There are two kinds of [network] monitoring: historical monitoring and real-time monitoring. Both have different purposes and both help you for different reasons. Historical monitoring tracks some characteristic of the network over time. One example is the utilization on a particular pipe. Maybe you're recording how full that pipe is every 10 minutes and over the course of the year you build a graph that lets you plan for the future. You can often eyeball the chart and see that you're going to run out of capacity in, say, six months at current growth rates, and you know it takes six weeks to order more parts, so you can practically pick the day that you need to order more capacity.
This is a lot better than the situation where the customer calls and says, "The network seems to be overloaded," and you say, "I can fix the problem, but it's going to take six weeks to order more capacity." Historical monitoring helps you prevent that kind of situation.
Some other things you might want to do historical monitoring on are [network] utilization and congestion.
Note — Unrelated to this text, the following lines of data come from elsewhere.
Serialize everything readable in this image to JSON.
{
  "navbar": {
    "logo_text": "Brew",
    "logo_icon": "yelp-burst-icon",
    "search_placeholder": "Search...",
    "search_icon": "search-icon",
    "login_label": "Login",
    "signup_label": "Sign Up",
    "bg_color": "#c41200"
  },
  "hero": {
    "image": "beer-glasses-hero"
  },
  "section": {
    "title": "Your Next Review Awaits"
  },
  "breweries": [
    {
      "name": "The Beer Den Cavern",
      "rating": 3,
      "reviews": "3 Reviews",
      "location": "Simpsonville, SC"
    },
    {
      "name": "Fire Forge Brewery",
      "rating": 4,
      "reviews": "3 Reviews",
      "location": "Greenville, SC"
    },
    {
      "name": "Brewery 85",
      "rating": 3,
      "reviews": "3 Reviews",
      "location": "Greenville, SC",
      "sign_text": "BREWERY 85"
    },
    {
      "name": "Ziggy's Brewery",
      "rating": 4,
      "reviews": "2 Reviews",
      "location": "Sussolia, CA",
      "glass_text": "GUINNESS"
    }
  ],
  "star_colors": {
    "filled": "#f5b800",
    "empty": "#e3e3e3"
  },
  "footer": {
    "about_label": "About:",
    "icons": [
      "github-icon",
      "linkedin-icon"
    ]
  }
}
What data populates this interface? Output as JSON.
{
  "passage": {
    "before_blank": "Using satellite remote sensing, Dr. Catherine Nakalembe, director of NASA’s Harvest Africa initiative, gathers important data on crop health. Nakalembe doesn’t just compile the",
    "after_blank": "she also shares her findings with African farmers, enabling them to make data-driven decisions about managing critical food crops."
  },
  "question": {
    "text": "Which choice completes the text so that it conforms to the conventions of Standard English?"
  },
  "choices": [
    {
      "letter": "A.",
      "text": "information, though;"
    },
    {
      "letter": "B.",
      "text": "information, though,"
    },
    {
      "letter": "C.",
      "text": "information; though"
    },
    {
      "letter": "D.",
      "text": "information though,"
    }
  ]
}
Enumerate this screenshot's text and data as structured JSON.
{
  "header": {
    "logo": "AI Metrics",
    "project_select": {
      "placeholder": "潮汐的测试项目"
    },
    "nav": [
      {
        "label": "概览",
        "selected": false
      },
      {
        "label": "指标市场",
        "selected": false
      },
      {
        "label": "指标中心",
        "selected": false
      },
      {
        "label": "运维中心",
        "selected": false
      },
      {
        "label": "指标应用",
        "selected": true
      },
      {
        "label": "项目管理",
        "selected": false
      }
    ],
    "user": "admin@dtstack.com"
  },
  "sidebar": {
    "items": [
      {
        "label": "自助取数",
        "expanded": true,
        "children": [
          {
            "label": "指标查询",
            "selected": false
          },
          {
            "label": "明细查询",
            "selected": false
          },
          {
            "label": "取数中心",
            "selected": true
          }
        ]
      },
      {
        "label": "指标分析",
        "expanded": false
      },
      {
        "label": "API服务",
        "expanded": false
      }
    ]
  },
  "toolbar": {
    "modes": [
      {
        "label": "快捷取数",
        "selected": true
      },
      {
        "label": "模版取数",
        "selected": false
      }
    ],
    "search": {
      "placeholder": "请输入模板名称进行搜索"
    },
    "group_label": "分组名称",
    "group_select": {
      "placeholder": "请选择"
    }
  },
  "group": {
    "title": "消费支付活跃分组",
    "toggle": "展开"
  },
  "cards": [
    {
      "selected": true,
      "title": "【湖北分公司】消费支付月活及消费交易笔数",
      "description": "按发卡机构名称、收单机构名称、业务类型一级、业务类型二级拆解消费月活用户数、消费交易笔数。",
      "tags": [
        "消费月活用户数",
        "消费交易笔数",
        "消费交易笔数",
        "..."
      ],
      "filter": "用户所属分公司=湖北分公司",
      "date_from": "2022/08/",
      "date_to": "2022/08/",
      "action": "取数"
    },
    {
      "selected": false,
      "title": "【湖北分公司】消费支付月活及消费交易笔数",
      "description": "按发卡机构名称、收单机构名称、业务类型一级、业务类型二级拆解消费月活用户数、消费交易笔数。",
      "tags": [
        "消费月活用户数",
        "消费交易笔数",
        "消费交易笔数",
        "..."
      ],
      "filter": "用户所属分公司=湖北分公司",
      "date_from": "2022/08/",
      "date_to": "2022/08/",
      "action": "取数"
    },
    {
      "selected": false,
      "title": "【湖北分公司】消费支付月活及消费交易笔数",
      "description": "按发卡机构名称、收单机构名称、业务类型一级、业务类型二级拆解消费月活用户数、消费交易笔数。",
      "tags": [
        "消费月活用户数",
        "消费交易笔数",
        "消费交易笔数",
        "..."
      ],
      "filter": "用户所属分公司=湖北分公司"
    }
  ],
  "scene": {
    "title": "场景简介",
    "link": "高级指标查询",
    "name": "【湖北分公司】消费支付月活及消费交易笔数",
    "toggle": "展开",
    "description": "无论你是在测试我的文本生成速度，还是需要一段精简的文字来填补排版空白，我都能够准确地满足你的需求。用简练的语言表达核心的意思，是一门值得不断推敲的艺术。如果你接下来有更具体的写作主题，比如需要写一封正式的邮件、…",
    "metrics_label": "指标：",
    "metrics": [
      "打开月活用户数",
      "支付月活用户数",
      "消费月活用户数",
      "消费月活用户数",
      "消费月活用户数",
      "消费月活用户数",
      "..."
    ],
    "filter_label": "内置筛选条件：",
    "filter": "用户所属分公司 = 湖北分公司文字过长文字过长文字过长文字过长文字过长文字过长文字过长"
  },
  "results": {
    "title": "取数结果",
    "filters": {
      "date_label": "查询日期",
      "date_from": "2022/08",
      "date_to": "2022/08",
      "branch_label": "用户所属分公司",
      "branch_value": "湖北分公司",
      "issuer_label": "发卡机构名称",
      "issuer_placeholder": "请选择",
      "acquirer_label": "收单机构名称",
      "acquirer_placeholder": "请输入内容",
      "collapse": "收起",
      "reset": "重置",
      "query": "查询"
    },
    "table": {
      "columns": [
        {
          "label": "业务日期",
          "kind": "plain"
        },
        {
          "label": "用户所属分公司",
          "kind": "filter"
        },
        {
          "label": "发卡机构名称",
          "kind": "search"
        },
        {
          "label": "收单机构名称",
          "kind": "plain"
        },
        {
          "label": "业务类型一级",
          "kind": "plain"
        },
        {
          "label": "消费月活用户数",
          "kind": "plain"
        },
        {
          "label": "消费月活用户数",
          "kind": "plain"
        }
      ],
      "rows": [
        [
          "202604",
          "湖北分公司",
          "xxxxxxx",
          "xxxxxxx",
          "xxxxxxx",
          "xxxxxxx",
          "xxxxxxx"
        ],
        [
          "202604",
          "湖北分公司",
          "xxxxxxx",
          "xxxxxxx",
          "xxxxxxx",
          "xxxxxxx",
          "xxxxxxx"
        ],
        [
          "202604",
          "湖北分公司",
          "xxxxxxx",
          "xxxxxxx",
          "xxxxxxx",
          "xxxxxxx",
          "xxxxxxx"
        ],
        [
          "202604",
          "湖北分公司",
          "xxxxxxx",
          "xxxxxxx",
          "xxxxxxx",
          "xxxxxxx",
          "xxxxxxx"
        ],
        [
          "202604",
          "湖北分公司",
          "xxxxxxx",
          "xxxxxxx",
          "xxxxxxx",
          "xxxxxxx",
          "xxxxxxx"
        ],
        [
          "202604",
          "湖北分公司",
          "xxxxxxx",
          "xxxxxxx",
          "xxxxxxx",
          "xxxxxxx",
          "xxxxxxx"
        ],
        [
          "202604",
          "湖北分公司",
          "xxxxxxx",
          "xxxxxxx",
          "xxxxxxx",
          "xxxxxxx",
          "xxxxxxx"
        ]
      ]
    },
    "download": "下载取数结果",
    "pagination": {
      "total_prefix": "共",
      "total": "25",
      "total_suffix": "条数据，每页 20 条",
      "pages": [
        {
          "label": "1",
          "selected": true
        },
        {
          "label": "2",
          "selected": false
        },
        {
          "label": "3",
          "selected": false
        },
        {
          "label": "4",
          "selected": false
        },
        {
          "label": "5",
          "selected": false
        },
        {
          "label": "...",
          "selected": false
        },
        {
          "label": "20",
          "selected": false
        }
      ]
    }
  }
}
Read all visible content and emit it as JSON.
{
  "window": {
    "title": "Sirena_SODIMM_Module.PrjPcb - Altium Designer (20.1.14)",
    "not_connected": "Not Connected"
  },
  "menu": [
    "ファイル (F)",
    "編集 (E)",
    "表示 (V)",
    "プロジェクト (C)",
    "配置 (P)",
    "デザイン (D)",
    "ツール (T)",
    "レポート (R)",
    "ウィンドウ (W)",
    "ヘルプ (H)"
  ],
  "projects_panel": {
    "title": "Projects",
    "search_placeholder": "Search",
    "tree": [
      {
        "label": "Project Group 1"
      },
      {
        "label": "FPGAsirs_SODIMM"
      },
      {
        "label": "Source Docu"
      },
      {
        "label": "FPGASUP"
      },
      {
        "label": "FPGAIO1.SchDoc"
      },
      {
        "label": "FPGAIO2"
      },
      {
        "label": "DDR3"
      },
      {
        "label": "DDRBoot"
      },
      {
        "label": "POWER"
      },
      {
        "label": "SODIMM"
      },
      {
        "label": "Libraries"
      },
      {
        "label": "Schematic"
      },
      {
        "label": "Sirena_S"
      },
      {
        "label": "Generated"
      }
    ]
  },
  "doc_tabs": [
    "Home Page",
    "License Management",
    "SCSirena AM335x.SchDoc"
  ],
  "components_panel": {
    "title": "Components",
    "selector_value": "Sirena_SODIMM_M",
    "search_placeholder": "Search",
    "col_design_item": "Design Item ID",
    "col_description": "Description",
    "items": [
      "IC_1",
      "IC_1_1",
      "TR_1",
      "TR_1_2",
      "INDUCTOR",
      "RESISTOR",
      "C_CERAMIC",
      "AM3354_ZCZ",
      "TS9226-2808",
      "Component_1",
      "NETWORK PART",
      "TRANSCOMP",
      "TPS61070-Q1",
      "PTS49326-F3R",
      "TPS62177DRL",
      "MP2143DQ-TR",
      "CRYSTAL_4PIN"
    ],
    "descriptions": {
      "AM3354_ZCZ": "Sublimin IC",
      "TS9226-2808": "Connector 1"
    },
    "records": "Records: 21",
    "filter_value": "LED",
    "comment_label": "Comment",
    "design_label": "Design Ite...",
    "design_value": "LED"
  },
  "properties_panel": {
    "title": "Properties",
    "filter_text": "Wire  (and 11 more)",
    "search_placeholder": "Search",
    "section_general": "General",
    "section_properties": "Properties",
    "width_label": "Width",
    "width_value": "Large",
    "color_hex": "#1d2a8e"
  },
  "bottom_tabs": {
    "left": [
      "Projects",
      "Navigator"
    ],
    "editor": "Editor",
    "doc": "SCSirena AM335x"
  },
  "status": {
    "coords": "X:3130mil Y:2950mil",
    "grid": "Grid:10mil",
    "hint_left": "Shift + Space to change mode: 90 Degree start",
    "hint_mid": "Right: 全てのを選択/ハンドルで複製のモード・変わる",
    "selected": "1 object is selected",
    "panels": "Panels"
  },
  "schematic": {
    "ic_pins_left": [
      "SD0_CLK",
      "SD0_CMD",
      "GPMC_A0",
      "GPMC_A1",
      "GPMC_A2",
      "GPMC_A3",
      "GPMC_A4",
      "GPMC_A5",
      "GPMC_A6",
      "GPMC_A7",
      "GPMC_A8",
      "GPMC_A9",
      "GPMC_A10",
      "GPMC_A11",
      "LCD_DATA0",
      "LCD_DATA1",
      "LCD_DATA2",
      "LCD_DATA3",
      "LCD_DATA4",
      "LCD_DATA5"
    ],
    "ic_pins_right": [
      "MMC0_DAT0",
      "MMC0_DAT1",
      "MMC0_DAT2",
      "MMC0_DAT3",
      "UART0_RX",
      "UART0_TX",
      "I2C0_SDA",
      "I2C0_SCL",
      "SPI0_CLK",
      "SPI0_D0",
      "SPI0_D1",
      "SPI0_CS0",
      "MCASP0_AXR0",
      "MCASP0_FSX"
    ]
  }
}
Don't go wild and try to collect every bit of information on every possible link. I think it's important to pick your trunk lines and maybe some key servers, and monitor those lines for utilization and packet loss, and that will do you just fine.
The other kind of [network] monitoring is often what people think about first when they think about monitoring, and that's real-time monitoring. That detects whether something [on your network] is up or down. So real-time monitoring tells you when to roll in the repair truck. This is even more important with an N+1 redundant network. [In that case] a device can be down and you won't know it, because the network stays up when one device goes down, so it's important not just to monitor is data getting through, but the individual components. I've been at many sites, and there's a router with three fans that could run on two fans just fine, and the third one was for redundancy. I got there and multiple fans had died because no one noticed that the first fan had died.